Edward Norton, Liv Tyler and William Hurt reload The Incredible Hulk film series in front of the lens of action film director Louis Leterrier. This film represents a slice of sequel, retaining some continuity from the first Ang Lee-directed 2003 Hulk film, but mainly reboots the film series. Filmmakers quickly assimilate audiences into this installment by shortening the Hulk’s origin into a quick montage during the opening credits.
Norton, starring as Bruce Banner, and Tyler, as Betty Ross, have both adjusted over time. He globetrots the world in search of a cure while she teaches at Culver University. Filmmakers definitely boost the romantic elements between the two scientists. Banner’s inner torment and bad memories remain as his dual personality forces some significant adjustments in his life. Audiences see text updates on how many days he manages his anger “without incident.”
These adjustments add some surprising character development into the plot while filmmakers also build on the Hulk’s character with a touching scene in a cave and expanding fighting abilities.
Banner‘s actions and activities revolve around finding a cure for that green monster twinkling in his eyes. “I don’t want control over it, I want to get rid of it,” he says.
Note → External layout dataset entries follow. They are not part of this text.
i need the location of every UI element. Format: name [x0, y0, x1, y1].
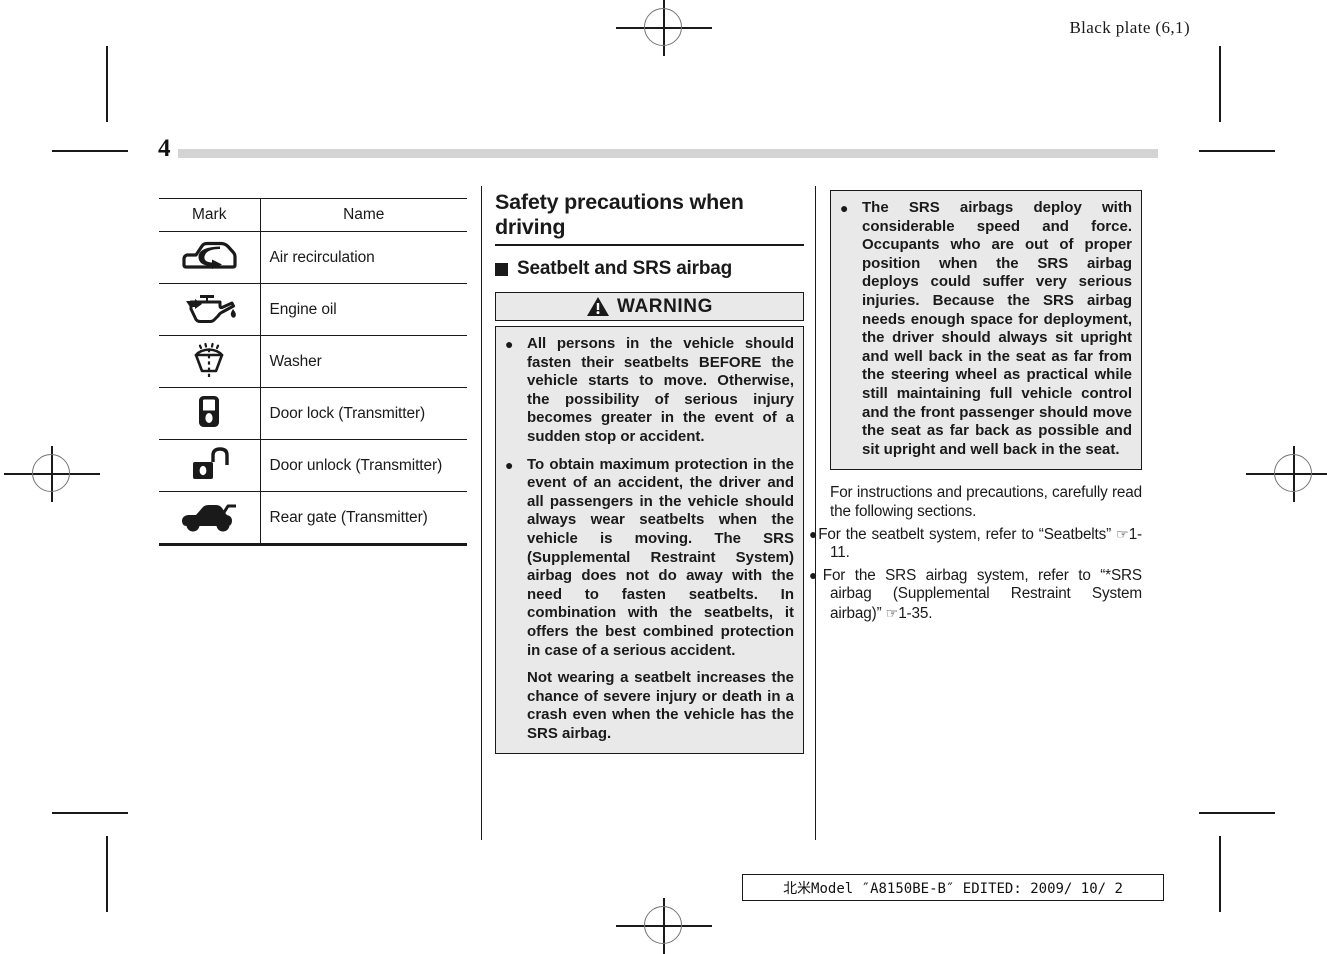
- table-row: Door unlock (Transmitter): [159, 439, 467, 492]
- door-lock-icon: [176, 391, 242, 431]
- reference-list-item: ●For the SRS airbag system, refer to “*S…: [809, 566, 1142, 624]
- filled-square-icon: [495, 262, 508, 276]
- crop-mark-bottom-left-vertical: [106, 836, 108, 912]
- page-number-bar: 4: [158, 135, 1158, 164]
- pointing-hand-icon: ☞: [885, 604, 899, 621]
- crop-mark-top-right-horizontal: [1199, 150, 1275, 152]
- door-unlock-icon: [176, 443, 242, 483]
- name-cell: Air recirculation: [259, 231, 467, 284]
- warning-triangle-icon: [586, 297, 609, 316]
- mark-cell: [159, 283, 260, 336]
- reference-item-text: ●For the SRS airbag system, refer to “*S…: [809, 566, 1142, 624]
- column-header-name: Name: [259, 198, 467, 232]
- table-row: Rear gate (Transmitter): [159, 491, 467, 546]
- warning-list-item: ● The SRS airbags deploy with considerab…: [840, 199, 1132, 459]
- registration-mark-circle: [32, 454, 70, 492]
- table-row: Door lock (Transmitter): [159, 387, 467, 440]
- warning-closing-paragraph: Not wearing a seatbelt increases the cha…: [527, 669, 794, 742]
- page-title: Safety precautions when driving: [495, 190, 804, 246]
- name-cell: Rear gate (Transmitter): [259, 491, 467, 546]
- bullet-icon: ●: [505, 336, 514, 352]
- rear-gate-icon: [176, 495, 242, 535]
- warning-label: WARNING: [616, 295, 714, 317]
- crop-mark-top-left-vertical: [106, 46, 108, 122]
- bullet-icon: ●: [505, 456, 514, 473]
- registration-mark-right: [1246, 446, 1327, 502]
- subsection-heading-label: Seatbelt and SRS airbag: [517, 258, 733, 279]
- crop-mark-bottom-right-horizontal: [1199, 812, 1275, 814]
- engine-oil-icon: [176, 287, 242, 327]
- warning-item-text: The SRS airbags deploy with considerable…: [862, 199, 1132, 458]
- registration-mark-circle: [644, 906, 682, 944]
- page-number: 4: [158, 135, 171, 162]
- name-cell: Door unlock (Transmitter): [259, 439, 467, 492]
- table-row: Washer: [159, 335, 467, 388]
- bullet-icon: ●: [809, 525, 819, 542]
- instructions-intro: For instructions and precautions, carefu…: [830, 484, 1142, 520]
- crop-mark-bottom-right-vertical: [1219, 836, 1221, 912]
- column-right: ● The SRS airbags deploy with considerab…: [809, 190, 1142, 624]
- subsection-heading: Seatbelt and SRS airbag: [495, 258, 804, 280]
- reference-item-label: For the SRS airbag system, refer to “*SR…: [822, 566, 1142, 622]
- warning-item-text: To obtain maximum protection in the even…: [527, 455, 794, 659]
- column-header-mark: Mark: [159, 198, 260, 232]
- table-row: Engine oil: [159, 283, 467, 336]
- table-header-row: Mark Name: [159, 198, 467, 232]
- name-cell: Engine oil: [259, 283, 467, 336]
- column-divider-left: [481, 186, 483, 840]
- edition-stamp: 北米Model ″A8150BE-B″ EDITED: 2009/ 10/ 2: [742, 874, 1164, 901]
- table-row: Air recirculation: [159, 231, 467, 284]
- bullet-icon: ●: [809, 566, 823, 583]
- reference-item-page: 1-35.: [898, 604, 933, 622]
- mark-cell: [159, 491, 260, 546]
- mark-cell: [159, 439, 260, 492]
- name-cell: Washer: [259, 335, 467, 388]
- bullet-icon: ●: [840, 200, 849, 216]
- pointing-hand-icon: ☞: [1116, 525, 1129, 542]
- warning-banner: WARNING: [495, 292, 804, 321]
- warning-list-item: ● All persons in the vehicle should fast…: [505, 335, 794, 447]
- crop-mark-top-right-vertical: [1219, 46, 1221, 122]
- crop-mark-bottom-left-horizontal: [52, 812, 128, 814]
- crop-mark-top-left-horizontal: [52, 150, 128, 152]
- warning-content-right: ● The SRS airbags deploy with considerab…: [830, 190, 1142, 471]
- mark-cell: [159, 335, 260, 388]
- air-recirculation-icon: [176, 235, 242, 275]
- mark-table: Mark Name Air recirculation Engine oil W…: [159, 198, 467, 546]
- black-plate-label: Black plate (6,1): [1069, 18, 1190, 37]
- washer-icon: [176, 339, 242, 379]
- registration-mark-bottom: [616, 898, 712, 954]
- mark-cell: [159, 387, 260, 440]
- reference-item-label: For the seatbelt system, refer to “Seatb…: [818, 525, 1117, 543]
- reference-item-text: ●For the seatbelt system, refer to “Seat…: [809, 525, 1142, 563]
- warning-item-text: All persons in the vehicle should fasten…: [527, 335, 794, 445]
- column-center: Safety precautions when driving Seatbelt…: [495, 190, 804, 755]
- name-cell: Door lock (Transmitter): [259, 387, 467, 440]
- registration-mark-left: [4, 446, 100, 502]
- page-rule-bar: [178, 149, 1158, 158]
- warning-content-left: ● All persons in the vehicle should fast…: [495, 326, 804, 755]
- mark-cell: [159, 231, 260, 284]
- column-divider-right: [815, 186, 817, 840]
- mark-table-container: Mark Name Air recirculation Engine oil W…: [159, 198, 467, 546]
- reference-list-item: ●For the seatbelt system, refer to “Seat…: [809, 525, 1142, 563]
- warning-list-item: ● To obtain maximum protection in the ev…: [505, 456, 794, 661]
- registration-mark-circle: [1274, 454, 1312, 492]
Tim Blake Nelson is perfectly cast as an eccentric researcher specializing in gamma technology. Besides Betty, he’s the only other character who gives Banner some hope during his quest.
Control is key as Banner never exploits his power while staying off the radar from General Thaddeus “Thunderbolt” Ross, played by William Hurt. Ultimately, when Banner gets backed into a corner, literally, the Hulk comes roaring back in all his loud, destructive glory. Enter Betty Ross and her father, General Ross, who looks like the mustached Paul Newman of several years back. In discussions with other characters, General Ross says Betty is “no longer a factor” while Betty says her father is “out of the picture.”